PUBLISHED: 10:13 23 January 2018 | UPDATED: 10:13 23 January 2018

Andy Cooper enjoys a fantastic dining experience in new surroundings for him at a familiar spot

It was a hotel restaurant with a Torquay postcode, it was an invitation to sample gourmet night and our waiter was from…Barcelona. Hard to credit and yet that was the scenario which greeted us at TQ9, the restaurant which sits at the back of well-known Totnes hotel The Royal Seven Stars.

Thankfully, there was nothing ‘Fawlty’ about our dining experience, enjoying as we did a splendid meal in stylish surroundings.

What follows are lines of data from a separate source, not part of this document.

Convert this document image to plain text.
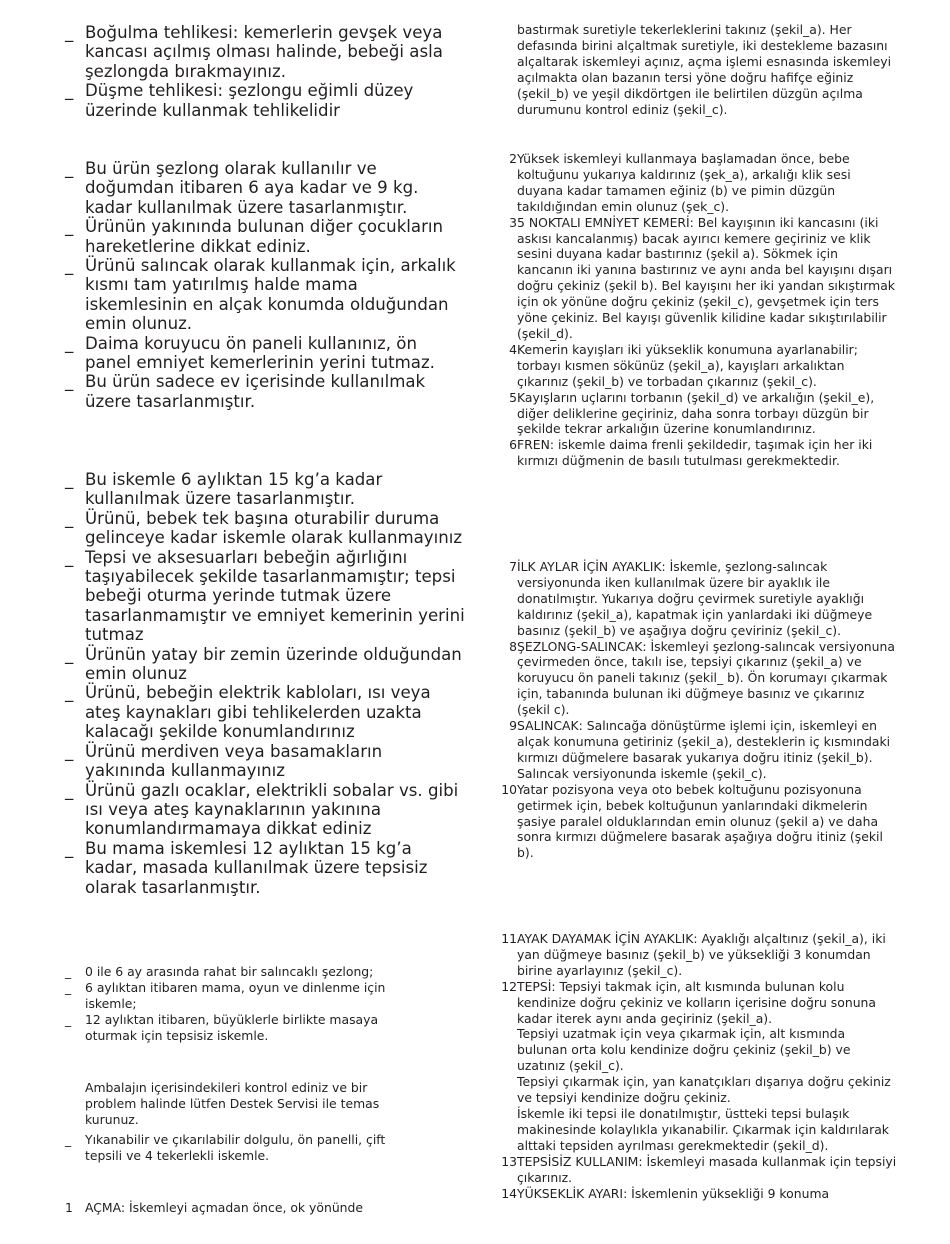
_ Boğulma tehlikesi: kemerlerin gevşek veya kancası açılmış olması halinde, bebeği asla şezlongda bırakmayınız.
_ Düşme tehlikesi: şezlongu eğimli düzey üzerinde kullanmak tehlikelidir
_ Bu ürün şezlong olarak kullanılır ve doğumdan itibaren 6 aya kadar ve 9 kg. kadar kullanılmak üzere tasarlanmıştır.
_ Ürünün yakınında bulunan diğer çocukların hareketlerine dikkat ediniz.
_ Ürünü salıncak olarak kullanmak için, arkalık kısmı tam yatırılmış halde mama iskemlesinin en alçak konumda olduğundan emin olunuz.
_ Daima koruyucu ön paneli kullanınız, ön panel emniyet kemerlerinin yerini tutmaz.
_ Bu ürün sadece ev içerisinde kullanılmak üzere tasarlanmıştır.
_ Bu iskemle 6 aylıktan 15 kg’a kadar kullanılmak üzere tasarlanmıştır.
_ Ürünü, bebek tek başına oturabilir duruma gelinceye kadar iskemle olarak kullanmayınız
_ Tepsi ve aksesuarları bebeğin ağırlığını taşıyabilecek şekilde tasarlanmamıştır; tepsi bebeği oturma yerinde tutmak üzere tasarlanmamıştır ve emniyet kemerinin yerini tutmaz
_ Ürünün yatay bir zemin üzerinde olduğundan emin olunuz
_ Ürünü, bebeğin elektrik kabloları, ısı veya ateş kaynakları gibi tehlikelerden uzakta kalacağı şekilde konumlandırınız
_ Ürünü merdiven veya basamakların yakınında kullanmayınız
_ Ürünü gazlı ocaklar, elektrikli sobalar vs. gibi ısı veya ateş kaynaklarının yakınına konumlandırmamaya dikkat ediniz
_ Bu mama iskemlesi 12 aylıktan 15 kg’a kadar, masada kullanılmak üzere tepsisiz olarak tasarlanmıştır.
_	0 ile 6 ay arasında rahat bir salıncaklı şezlong;
_	6 aylıktan itibaren mama, oyun ve dinlenme için iskemle;
_	12 aylıktan itibaren, büyüklerle birlikte masaya oturmak için tepsisiz iskemle.
Ambalajın içerisindekileri kontrol ediniz ve bir problem halinde lütfen Destek Servisi ile temas kurunuz.
_	Yıkanabilir ve çıkarılabilir dolgulu, ön panelli, çift tepsili ve 4 tekerlekli iskemle.
1 AÇMA: İskemleyi açmadan önce, ok yönünde
bastırmak suretiyle tekerleklerini takınız (şekil_a). Her defasında birini alçaltmak suretiyle, iki destekleme bazasını alçaltarak iskemleyi açınız, açma işlemi esnasında iskemleyi açılmakta olan bazanın tersi yöne doğru hafifçe eğiniz (şekil_b) ve yeşil dikdörtgen ile belirtilen düzgün açılma durumunu kontrol ediniz (şekil_c).
2 Yüksek iskemleyi kullanmaya başlamadan önce, bebe koltuğunu yukarıya kaldırınız (şek_a), arkalığı klik sesi duyana kadar tamamen eğiniz (b) ve pimin düzgün takıldığından emin olunuz (şek_c).
3 5 NOKTALI EMNİYET KEMERİ: Bel kayışının iki kancasını (iki askısı kancalanmış) bacak ayırıcı kemere geçiriniz ve klik sesini duyana kadar bastırınız (şekil a). Sökmek için kancanın iki yanına bastırınız ve aynı anda bel kayışını dışarı doğru çekiniz (şekil b). Bel kayışını her iki yandan sıkıştırmak için ok yönüne doğru çekiniz (şekil_c), gevşetmek için ters yöne çekiniz. Bel kayışı güvenlik kilidine kadar sıkıştırılabilir (şekil_d).
4 Kemerin kayışları iki yükseklik konumuna ayarlanabilir; torbayı kısmen sökünüz (şekil_a), kayışları arkalıktan çıkarınız (şekil_b) ve torbadan çıkarınız (şekil_c).
5 Kayışların uçlarını torbanın (şekil_d) ve arkalığın (şekil_e), diğer deliklerine geçiriniz, daha sonra torbayı düzgün bir şekilde tekrar arkalığın üzerine konumlandırınız.
6 FREN: iskemle daima frenli şekildedir, taşımak için her iki kırmızı düğmenin de basılı tutulması gerekmektedir.
7 İLK AYLAR İÇİN AYAKLIK: İskemle, şezlong-salıncak versiyonunda iken kullanılmak üzere bir ayaklık ile donatılmıştır. Yukarıya doğru çevirmek suretiyle ayaklığı kaldırınız (şekil_a), kapatmak için yanlardaki iki düğmeye basınız (şekil_b) ve aşağıya doğru çeviriniz (şekil_c).
8 ŞEZLONG-SALINCAK: İskemleyi şezlong-salıncak versiyonuna çevirmeden önce, takılı ise, tepsiyi çıkarınız (şekil_a) ve koruyucu ön paneli takınız (şekil_ b). Ön korumayı çıkarmak için, tabanında bulunan iki düğmeye basınız ve çıkarınız (şekil c).
9 SALINCAK: Salıncağa dönüştürme işlemi için, iskemleyi en alçak konumuna getiriniz (şekil_a), desteklerin iç kısmındaki kırmızı düğmelere basarak yukarıya doğru itiniz (şekil_b). Salıncak versiyonunda iskemle (şekil_c).
10 Yatar pozisyona veya oto bebek koltuğunu pozisyonuna getirmek için, bebek koltuğunun yanlarındaki dikmelerin şasiye paralel olduklarından emin olunuz (şekil a) ve daha sonra kırmızı düğmelere basarak aşağıya doğru itiniz (şekil b).
11 AYAK DAYAMAK İÇİN AYAKLIK: Ayaklığı alçaltınız (şekil_a), iki yan düğmeye basınız (şekil_b) ve yüksekliği 3 konumdan birine ayarlayınız (şekil_c).
12 TEPSİ: Tepsiyi takmak için, alt kısmında bulunan kolu kendinize doğru çekiniz ve kolların içerisine doğru sonuna kadar iterek aynı anda geçiriniz (şekil_a).
Tepsiyi uzatmak için veya çıkarmak için, alt kısmında bulunan orta kolu kendinize doğru çekiniz (şekil_b) ve uzatınız (şekil_c).
Tepsiyi çıkarmak için, yan kanatçıkları dışarıya doğru çekiniz ve tepsiyi kendinize doğru çekiniz.
İskemle iki tepsi ile donatılmıştır, üstteki tepsi bulaşık makinesinde kolaylıkla yıkanabilir. Çıkarmak için kaldırılarak alttaki tepsiden ayrılması gerekmektedir (şekil_d).
13 TEPSİSİZ KULLANIM: İskemleyi masada kullanmak için tepsiyi çıkarınız.
14 YÜKSEKLİK AYARI: İskemlenin yüksekliği 9 konuma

And our waiter provided excellent service and was a strong advocate for the locally sourced menu too – so no need to reach for the soup spoon to hammer home any kind of ‘training’ message.

The TQ9 restaurant is situated in former stables at the rear of The Royal Seven Stars and is a classy and relaxed room in which to enjoy the full-on gourmet dining experience which head chef Dan Archer and his team provide.

The hotel itself was busy, busy, busy out front when we arrived and it’s a great idea to separate out the more formal dining from the always popular bar area. I’ve used this bar at the place a lot for drinking and dining over the years but hadn’t, until now, ventured into the formal restaurant space.

To start I opted for port braised pork cheek, Jerusalem artichoke crisps and purée with crackling. The promised combination of tastes and textures had intrigued me and it didn’t disappoint…a lovely blend of the tender, flavoursome meat and its crunchy accompaniment. A cracking start.

My dining compadre went for the smoke-cured mackerel fillet as his opener, eagerly anticipating its partnering with ceviche, kohlrabi purée and charred orange segments. Reports from across the table suggested it was a winner, its sweet and savoury blend proving to have just the right mix.

Moving onto the mains this was no time for me to avoid my usual option of choosing fish, especially when the first course my eyes alighted on was pan-seared wild halibut fillet, cauliflower couscous, Romanesco cauliflower, pickled cockles, sea vegetables and herb oil.

It didn’t disappoint. Local sourcing is taken seriously at TQ9 and this flavoursome, simple fish was expertly complemented by the action taking place around it. Again, another triumph for textures on a plate…often overlooked by chefs as a factor in a successful combination for a dish, but not in this case.

The braised blade of South Devon beef was too difficult for my pal to resist, coming as it did with Duchess potato, caramelised onion purée, sautéed girolles, shaved black truffle and red wine jus. He was rapt at the tenderness of the beef and positively delighted with the taste sensations brought forth by the accompanying elements on his plate.

We were done after two courses to be frank so manfully avoided a suspiciously tempting looking dessert menu. I think I might have to detour my way back to TQ9 soon though to try it…and once enjoy again a fantastic dining experience in elegant surroundings.